The key attributes of DRT are:
- it’s driverless
- it runs completely in its own right-of-way, which is fully grade separated
- the train technology allows for much steeper gradients and tighter curves than regular heavy rail
- the tracks are incompatible with typical heavy rail, and therefore freight
It was this last issue which raised a lot of interest in comment. How would the system work with freight? Could a freight train still get to the North Auckland Line (assuming it survives KiwiRail trying to kill it off in the next year or two)? Would you need additional tunnels and tracks? Would you need the Avondale-Southdown Line? All worthy questions that I’ll do my best to answer in this post.
Firstly, let’s remind ourselves of the system we’re talking about here. The blue line is either newly built DRT or existing rail tracks converted for DRT operation: I’ll overlay on this where I think we currently have freight movements on the network, or how we might operate freight trains in order to avoid that Westfield to Newmarket section of track we’ve turned into being exclusively for our DRT trains. The only bit of track we have to worry about here is between Parnell (where the blue line’s tunnel emerges and joins the existing network) and Newmarket, where the western line branches off. Of course there’s a fairly lengthy tunnel in this section (and an abandoned single-track tunnel next to it, which presents an opportunity worth exploring), but I think it’s reasonable to think that having a single track for freight as well as our two tracks for DRT is not impossible along this section.
Furthermore, in the longer run we could end up building the full Avondale-Southdown line, in which case we have a further route for freight: In either case I think we can retain the ability to operate freight trains around the rail network. So I don’t see that as too much of an issue.
Other comments questioned whether the operating costs savings of DRT were “worth the hassle”, as you’d need separate facilities for different types of trains and having two different networks would obviously create some complications that having everything in one network wouldn’t. I suppose there are two responses to this:
- As Nick noted in a comment (and he knows more about this stuff than me), staffing generally comprises around 60-70% of the operating costs for the rail network (on an electric system). Chopping out around two-thirds of your operating cost is just immense, especially when rail’s net subsidy is over $50 million a year (I think) and would potentially be much higher in the future with a much larger network. It’s worth noting that Sydney’s rail network requires a subsidy of around $A1.8 billion a year (though obviously a much larger network).
- Potentially one of the biggest savings from DRT is in the construction, with the much more forgiving requirements for grades and bends than you can get from conventional rail.

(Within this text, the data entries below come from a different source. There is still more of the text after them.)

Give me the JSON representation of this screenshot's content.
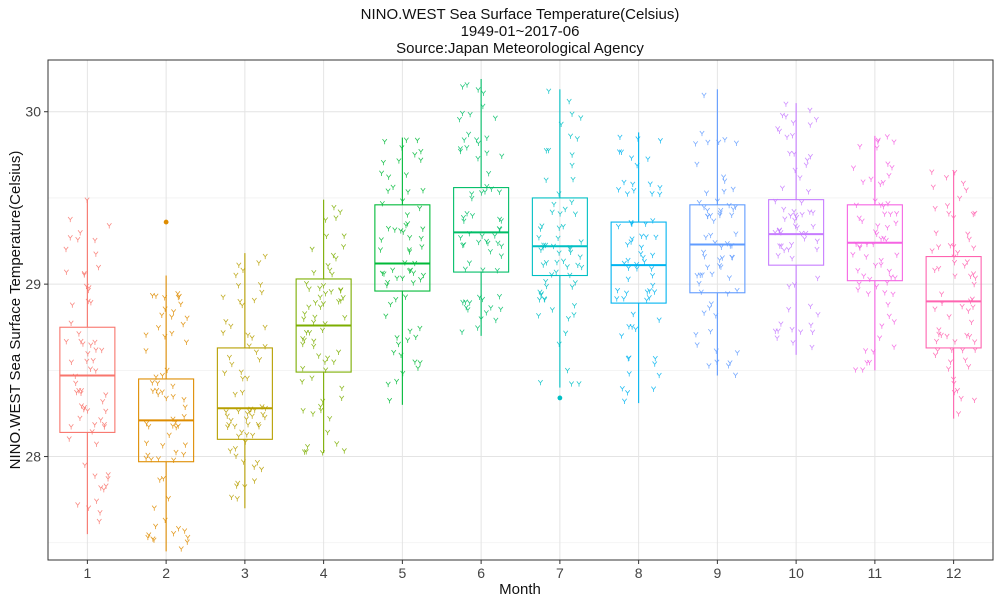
{
  "chart_data": {
    "type": "box",
    "title_lines": [
      "NINO.WEST Sea Surface Temperature(Celsius)",
      "1949-01~2017-06",
      "Source:Japan Meteorological Agency"
    ],
    "xlabel": "Month",
    "ylabel": "NINO.WEST Sea Surface Temperature(Celsius)",
    "ylim": [
      27.4,
      30.3
    ],
    "yticks": [
      28,
      29,
      30
    ],
    "categories": [
      "1",
      "2",
      "3",
      "4",
      "5",
      "6",
      "7",
      "8",
      "9",
      "10",
      "11",
      "12"
    ],
    "grid": true,
    "series": [
      {
        "category": "1",
        "color": "#F8766D",
        "q1": 28.14,
        "median": 28.47,
        "q3": 28.75,
        "whisker_low": 27.55,
        "whisker_high": 29.49,
        "outliers": []
      },
      {
        "category": "2",
        "color": "#DE8C00",
        "q1": 27.97,
        "median": 28.21,
        "q3": 28.45,
        "whisker_low": 27.45,
        "whisker_high": 29.05,
        "outliers": [
          29.36
        ]
      },
      {
        "category": "3",
        "color": "#B79F00",
        "q1": 28.1,
        "median": 28.28,
        "q3": 28.63,
        "whisker_low": 27.7,
        "whisker_high": 29.18,
        "outliers": []
      },
      {
        "category": "4",
        "color": "#7CAE00",
        "q1": 28.49,
        "median": 28.76,
        "q3": 29.03,
        "whisker_low": 28.02,
        "whisker_high": 29.49,
        "outliers": []
      },
      {
        "category": "5",
        "color": "#00BA38",
        "q1": 28.96,
        "median": 29.12,
        "q3": 29.46,
        "whisker_low": 28.3,
        "whisker_high": 29.85,
        "outliers": []
      },
      {
        "category": "6",
        "color": "#00BE67",
        "q1": 29.07,
        "median": 29.3,
        "q3": 29.56,
        "whisker_low": 28.7,
        "whisker_high": 30.19,
        "outliers": []
      },
      {
        "category": "7",
        "color": "#00BFC4",
        "q1": 29.05,
        "median": 29.22,
        "q3": 29.5,
        "whisker_low": 28.4,
        "whisker_high": 30.13,
        "outliers": [
          28.34
        ]
      },
      {
        "category": "8",
        "color": "#00B4F0",
        "q1": 28.89,
        "median": 29.11,
        "q3": 29.36,
        "whisker_low": 28.31,
        "whisker_high": 29.88,
        "outliers": []
      },
      {
        "category": "9",
        "color": "#619CFF",
        "q1": 28.95,
        "median": 29.23,
        "q3": 29.46,
        "whisker_low": 28.47,
        "whisker_high": 30.13,
        "outliers": []
      },
      {
        "category": "10",
        "color": "#C77CFF",
        "q1": 29.11,
        "median": 29.29,
        "q3": 29.49,
        "whisker_low": 28.59,
        "whisker_high": 30.05,
        "outliers": []
      },
      {
        "category": "11",
        "color": "#F564E3",
        "q1": 29.02,
        "median": 29.24,
        "q3": 29.46,
        "whisker_low": 28.5,
        "whisker_high": 29.86,
        "outliers": []
      },
      {
        "category": "12",
        "color": "#FF64B0",
        "q1": 28.63,
        "median": 28.9,
        "q3": 29.16,
        "whisker_low": 28.22,
        "whisker_high": 29.66,
        "outliers": []
      }
    ]
  }
}
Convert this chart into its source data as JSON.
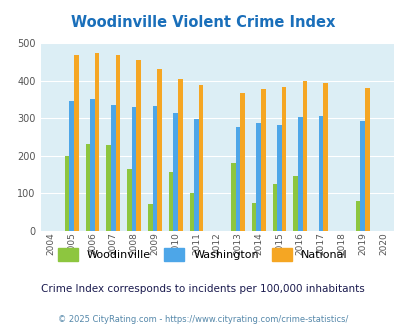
{
  "title": "Woodinville Violent Crime Index",
  "years": [
    2004,
    2005,
    2006,
    2007,
    2008,
    2009,
    2010,
    2011,
    2012,
    2013,
    2014,
    2015,
    2016,
    2017,
    2018,
    2019,
    2020
  ],
  "woodinville": [
    null,
    200,
    232,
    228,
    165,
    72,
    157,
    101,
    null,
    180,
    74,
    126,
    145,
    null,
    null,
    80,
    null
  ],
  "washington": [
    null,
    345,
    350,
    335,
    330,
    332,
    314,
    298,
    null,
    277,
    287,
    283,
    303,
    305,
    null,
    293,
    null
  ],
  "national": [
    null,
    469,
    473,
    467,
    455,
    431,
    405,
    388,
    null,
    367,
    377,
    384,
    398,
    394,
    null,
    379,
    null
  ],
  "woodinville_color": "#8dc63f",
  "washington_color": "#4da6e8",
  "national_color": "#f5a623",
  "bg_color": "#dceef5",
  "ylim": [
    0,
    500
  ],
  "yticks": [
    0,
    100,
    200,
    300,
    400,
    500
  ],
  "bar_width": 0.22,
  "subtitle": "Crime Index corresponds to incidents per 100,000 inhabitants",
  "footer": "© 2025 CityRating.com - https://www.cityrating.com/crime-statistics/",
  "title_color": "#1a6fba",
  "subtitle_color": "#1a1a4e",
  "footer_color": "#5588aa",
  "grid_color": "#ffffff",
  "legend_labels": [
    "Woodinville",
    "Washington",
    "National"
  ]
}
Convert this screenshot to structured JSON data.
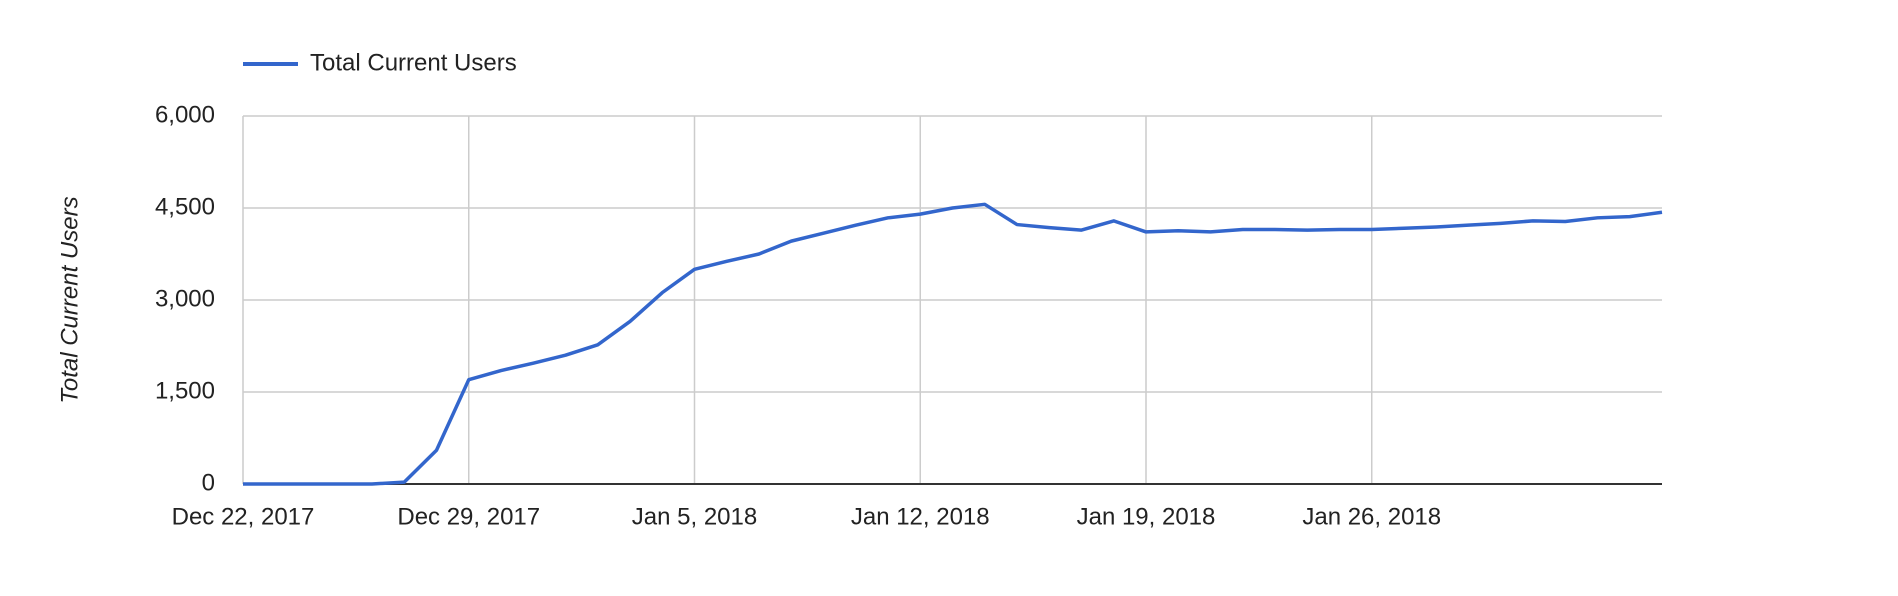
{
  "chart_data": {
    "type": "line",
    "y_label": "Total Current Users",
    "x": [
      "2017-12-22",
      "2017-12-23",
      "2017-12-24",
      "2017-12-25",
      "2017-12-26",
      "2017-12-27",
      "2017-12-28",
      "2017-12-29",
      "2017-12-30",
      "2017-12-31",
      "2018-01-01",
      "2018-01-02",
      "2018-01-03",
      "2018-01-04",
      "2018-01-05",
      "2018-01-06",
      "2018-01-07",
      "2018-01-08",
      "2018-01-09",
      "2018-01-10",
      "2018-01-11",
      "2018-01-12",
      "2018-01-13",
      "2018-01-14",
      "2018-01-15",
      "2018-01-16",
      "2018-01-17",
      "2018-01-18",
      "2018-01-19",
      "2018-01-20",
      "2018-01-21",
      "2018-01-22",
      "2018-01-23",
      "2018-01-24",
      "2018-01-25",
      "2018-01-26",
      "2018-01-27",
      "2018-01-28",
      "2018-01-29",
      "2018-01-30",
      "2018-01-31",
      "2018-02-01",
      "2018-02-02",
      "2018-02-03",
      "2018-02-04"
    ],
    "series": [
      {
        "name": "Total Current Users",
        "color": "#3366cc",
        "values": [
          0,
          0,
          0,
          0,
          0,
          30,
          550,
          1700,
          1850,
          1970,
          2100,
          2270,
          2650,
          3120,
          3500,
          3630,
          3750,
          3960,
          4090,
          4220,
          4340,
          4400,
          4500,
          4560,
          4230,
          4180,
          4140,
          4290,
          4110,
          4130,
          4110,
          4150,
          4150,
          4140,
          4150,
          4150,
          4170,
          4190,
          4220,
          4250,
          4290,
          4280,
          4340,
          4360,
          4430
        ]
      }
    ],
    "xlim": [
      "2017-12-22",
      "2018-02-04"
    ],
    "xticks": [
      {
        "value": "2017-12-22",
        "label": "Dec 22, 2017"
      },
      {
        "value": "2017-12-29",
        "label": "Dec 29, 2017"
      },
      {
        "value": "2018-01-05",
        "label": "Jan 5, 2018"
      },
      {
        "value": "2018-01-12",
        "label": "Jan 12, 2018"
      },
      {
        "value": "2018-01-19",
        "label": "Jan 19, 2018"
      },
      {
        "value": "2018-01-26",
        "label": "Jan 26, 2018"
      }
    ],
    "ylim": [
      0,
      6000
    ],
    "yticks": [
      0,
      {
        "value": 1500,
        "label": "1,500"
      },
      {
        "value": 3000,
        "label": "3,000"
      },
      {
        "value": 4500,
        "label": "4,500"
      },
      {
        "value": 6000,
        "label": "6,000"
      }
    ],
    "grid": true,
    "legend": "top"
  }
}
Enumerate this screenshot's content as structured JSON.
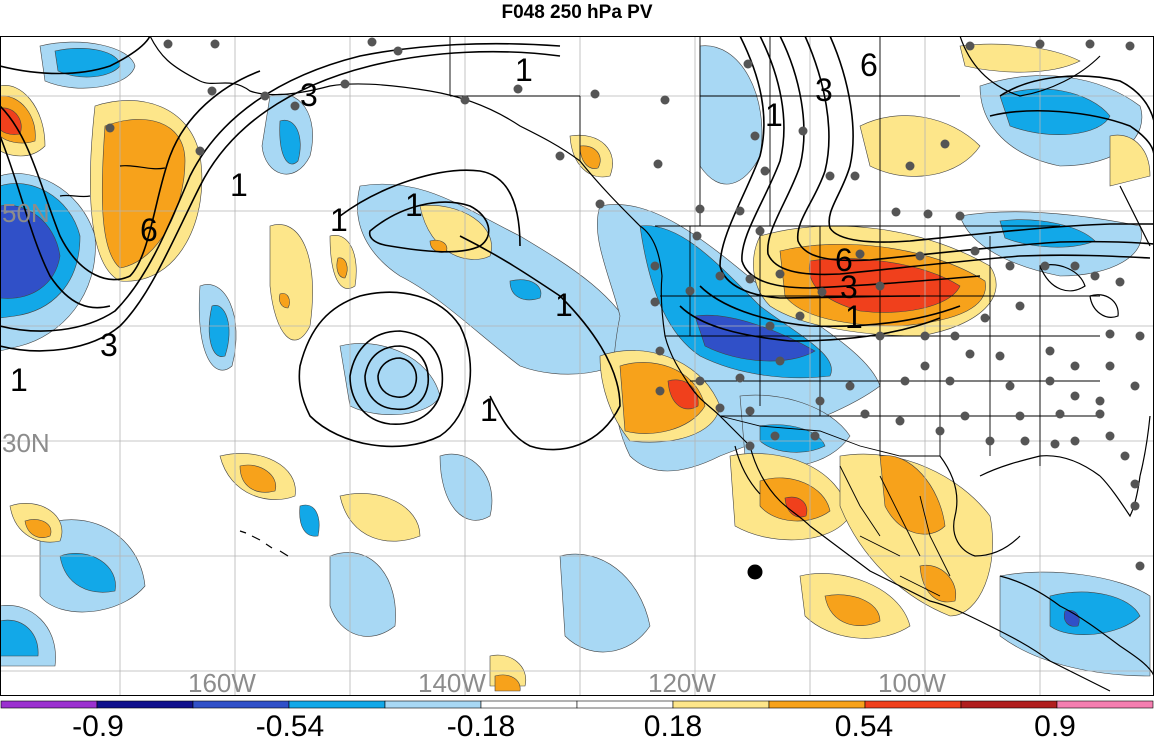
{
  "title": "F048 250 hPa PV",
  "latitude_labels": [
    "50N",
    "30N"
  ],
  "longitude_labels": [
    "160W",
    "140W",
    "120W",
    "100W"
  ],
  "contour_labels": [
    "1",
    "3",
    "6"
  ],
  "colorbar": {
    "tick_labels": [
      "-0.9",
      "-0.54",
      "-0.18",
      "0.18",
      "0.54",
      "0.9"
    ],
    "colors": [
      "#9b30d0",
      "#10108c",
      "#3050c8",
      "#12a8e8",
      "#a8d8f4",
      "#ffffff",
      "#ffffff",
      "#fde68a",
      "#f7a21b",
      "#f0401c",
      "#b01e1e",
      "#f47eb0"
    ]
  },
  "map_colors": {
    "land_outline": "#000000",
    "graticule": "#b4b4b4",
    "stations": "#555555",
    "neg_weak": "#a8d8f4",
    "neg_mid": "#12a8e8",
    "neg_strong": "#3050c8",
    "pos_weak": "#fde68a",
    "pos_mid": "#f7a21b",
    "pos_strong": "#f0401c"
  }
}
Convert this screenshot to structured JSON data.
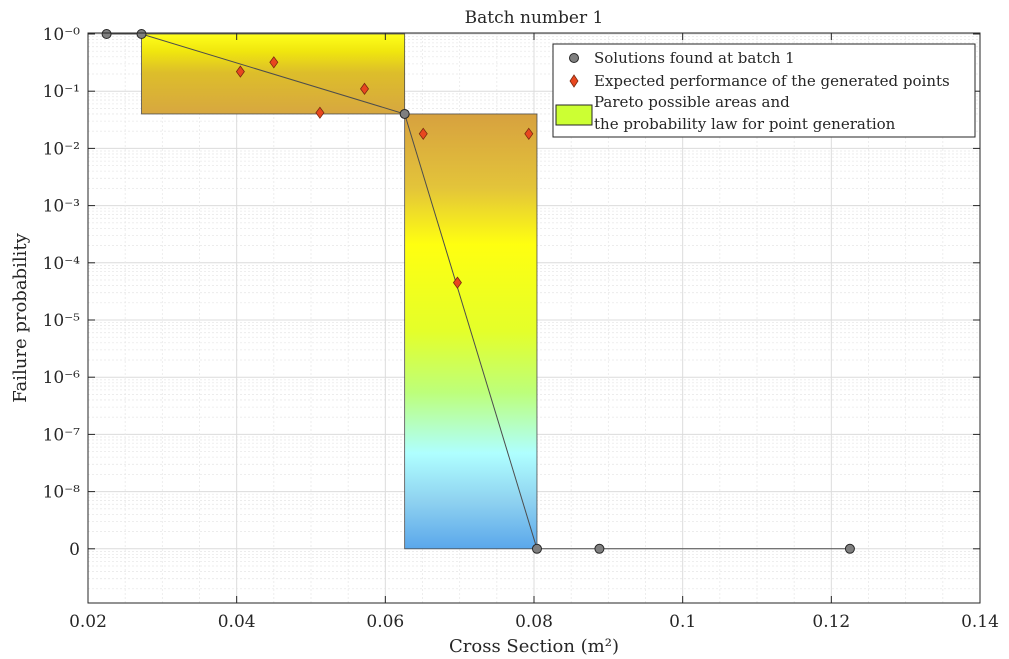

With, using traditional heavy rail, North Shore Rail being around $2.5 billion and Airport Rail probably being at least $1 billion, having an option which doesn’t require so much grade separation, earthworks, tunnelling and so forth, could slice billions off the final construction cost of the two projects combined.
Perhaps the biggest question about this idea is how you would ever do the transition from normal rail operations along the southern line to the new system. I really have no idea but I presume it’s possible. But it’s the same issue we’ll face as if we ever get around to turning the Northern Busway into a railway line (of any kind).